My location must have been thrown up on some sort of Global Positioning Satellite screen on his computer monitor.
‘Martin County, Florida,’ he confirmed to himself. ‘What are you doing there?’
‘Up until now? Not a whole lot of good,’ I said.
‘Tell me.’
I gave him the brief version.
‘I heard about the explosion on Baker Island. Homeland Security flagged it up. Thought at first that it was some kind of terrorist attack on the rich and deserving. When it came to light it was a good ol’ gas explosion it was thrown back to Miami PD. Then bodies started turning up and the FBI jumped on board.’ Walter ruminated a moment. ‘Now you’re saying that a contract killer’s involved and it’s all to do with the Jorgenson pharmaceutical contracts with our military?’
‘That’s as much as we’ve gathered,’ I agreed.
‘And you’re up to your neck in it as usual.’
‘You know me, Walt. Never can keep my nose out of other people’s business.’
‘Not when there’s a damsel in distress, eh?’
‘Doesn’t matter who is in distress,’ I corrected.
‘You want me to put men on it?’ Walter asked. ‘Catch this killer before he gets at your mark again?’
‘Suit yourself; I’m not interested in the killer. It isn’t personal this time. All I want is a green light to speak with Bradley Jorgenson. The family estate is shut down as tight as a duck’s ass. Can’t think of a way to get in there without having to put some good people to sleep. I don’t want to do that.’
‘No, not a good idea, Hunter.’ Walter tapped his fingers. Thinking deeply. ‘Can I ask you why you need to speak to the Jorgenson kid?’
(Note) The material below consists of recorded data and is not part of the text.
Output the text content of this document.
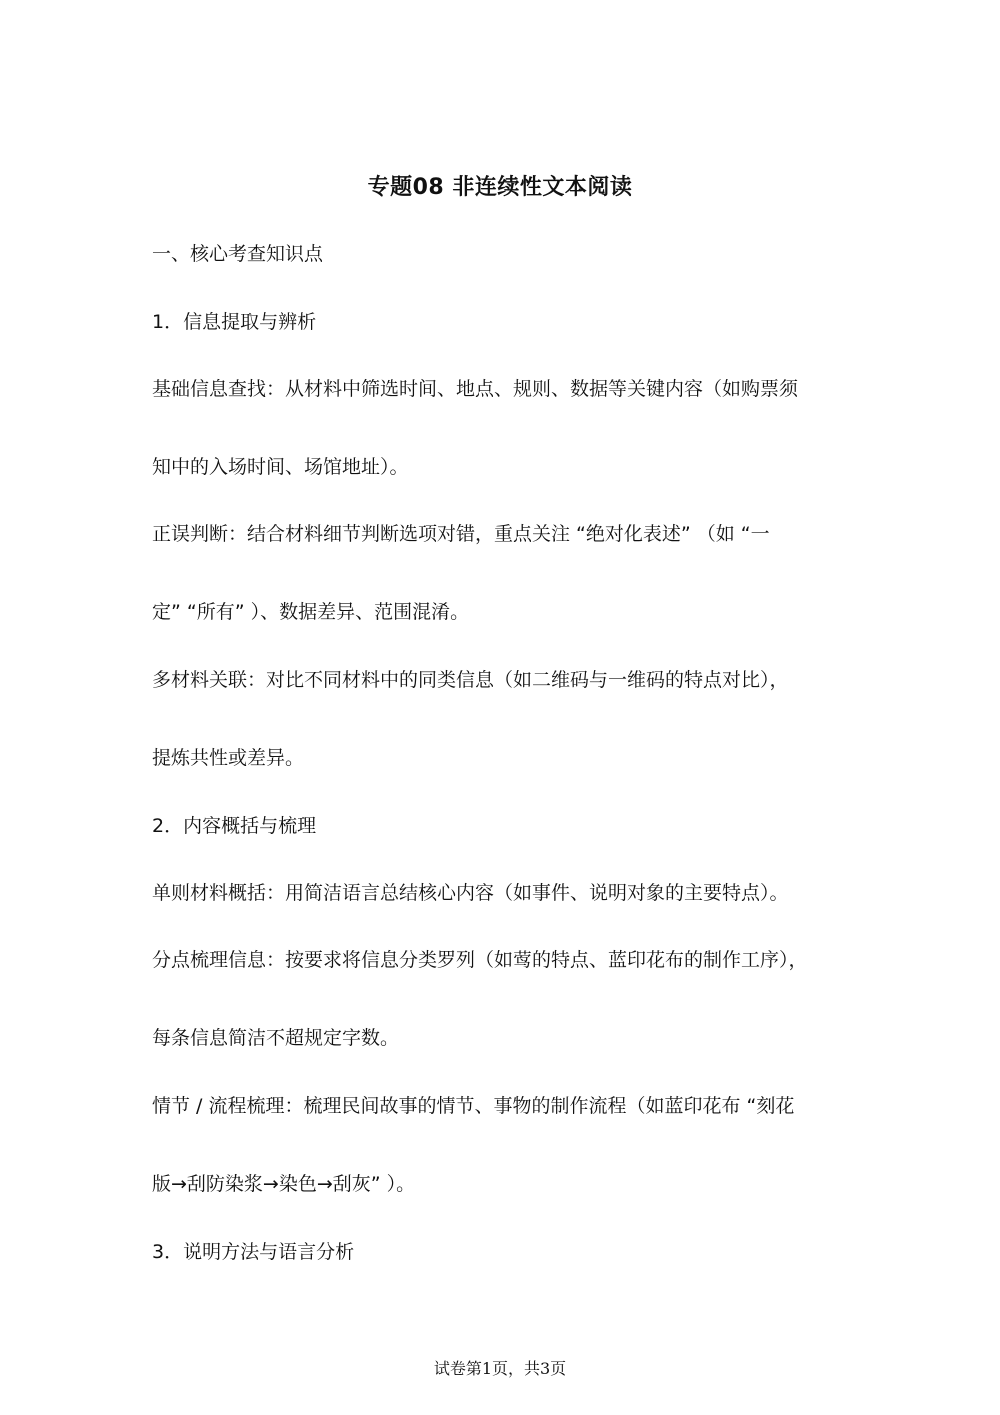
专题08 非连续性文本阅读
一、核心考查知识点
1．信息提取与辨析
基础信息查找：从材料中筛选时间、地点、规则、数据等关键内容（如购票须
知中的入场时间、场馆地址）。
正误判断：结合材料细节判断选项对错，重点关注 “绝对化表述” （如 “一
定” “所有” ）、数据差异、范围混淆。
多材料关联：对比不同材料中的同类信息（如二维码与一维码的特点对比），
提炼共性或差异。
2．内容概括与梳理
单则材料概括：用简洁语言总结核心内容（如事件、说明对象的主要特点）。
分点梳理信息：按要求将信息分类罗列（如莺的特点、蓝印花布的制作工序），
每条信息简洁不超规定字数。
情节 / 流程梳理：梳理民间故事的情节、事物的制作流程（如蓝印花布 “刻花
版→刮防染浆→染色→刮灰” ）。
3．说明方法与语言分析
试卷第1页，共3页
‘I want to get him out of there.’
‘Why?’
‘Because I promised his girlfriend that I would. He’s not safe.’
‘And you think you can
protect him better than the police and FBI can?’
‘Walt?’
‘Yeah, I know. It was a stupid question.’ He was tapping again, this time on a keyboard, and I guessed he was already on to someone in law enforcement. While he did that I told him what we’d patched together concerning Gabriel Wellborn and his network of contract killers named after the mythological fallen angels. I told him about Dantalion. Walter asked, ‘But you don’t know his true identity yet?’
‘No. Only that he’s decent at his job. I don’t think he’s military or police. He’s, I don’t know … different.’
‘Self-taught?’
‘Or privately taught. This guy looks weird. Very pale-skinned, white-haired, has some sort of condition with his skin?’
‘Albino?’
‘Perhaps, but I don’t think so. Something else. But you might want to check historical medical records; it might throw up his identity.’ I thought about the first time I’d seen Dantalion on Baker Island. ‘He’s also very good with disguises, Walter. Maybe he has a background in theatre or the movie industry.’
‘I’ll pass all that on to the FBI,’ Walter said. ‘OK, all done. Go to the front gate; ask to speak with SAC Kaufman. He’ll give you what you need.’
‘Thanks, Walter.’
‘Say nothing of it,’ he said. To some that would be a throwaway remark. But I knew exactly what he meant. It was a reminder, and literal in its meaning. Say nothing of it. The Harvestman.
Pressing the end button, I pushed the phone in my jacket pocket. No sooner than I had done that than it vibrated and I pulled it out again. A text message from Harvey.
home and dry
Good, they’d made it back to the safe house. Time for me to get on with delivering Bradley there.
35
There were obvious disadvantages to the disguise Dantalion had assumed on this occasion. For example, what was a State Park Warden’s interest in the case? If anyone had thought to ask, or to scrutinise his uniform a little further, they’d have easily seen through the charade. He had no jurisdiction on the private estate, and would not be required to attend on official business or otherwise. On the other hand, his uniform was official, and therefore he was able to move among all the other officials without attracting undue questions. In fact, there were other advantages to his disguise. If, say, he had been wearing the uniform of a cop or medic, then maybe he would not have remained invisible for long. There were too many senior officers milling around throwing orders back and forth, demanding tasks from their people. But there were no other wardens in attendance. No one to question just who the hell he was, or what he was doing or to send him off on some errand that would divert him from his task.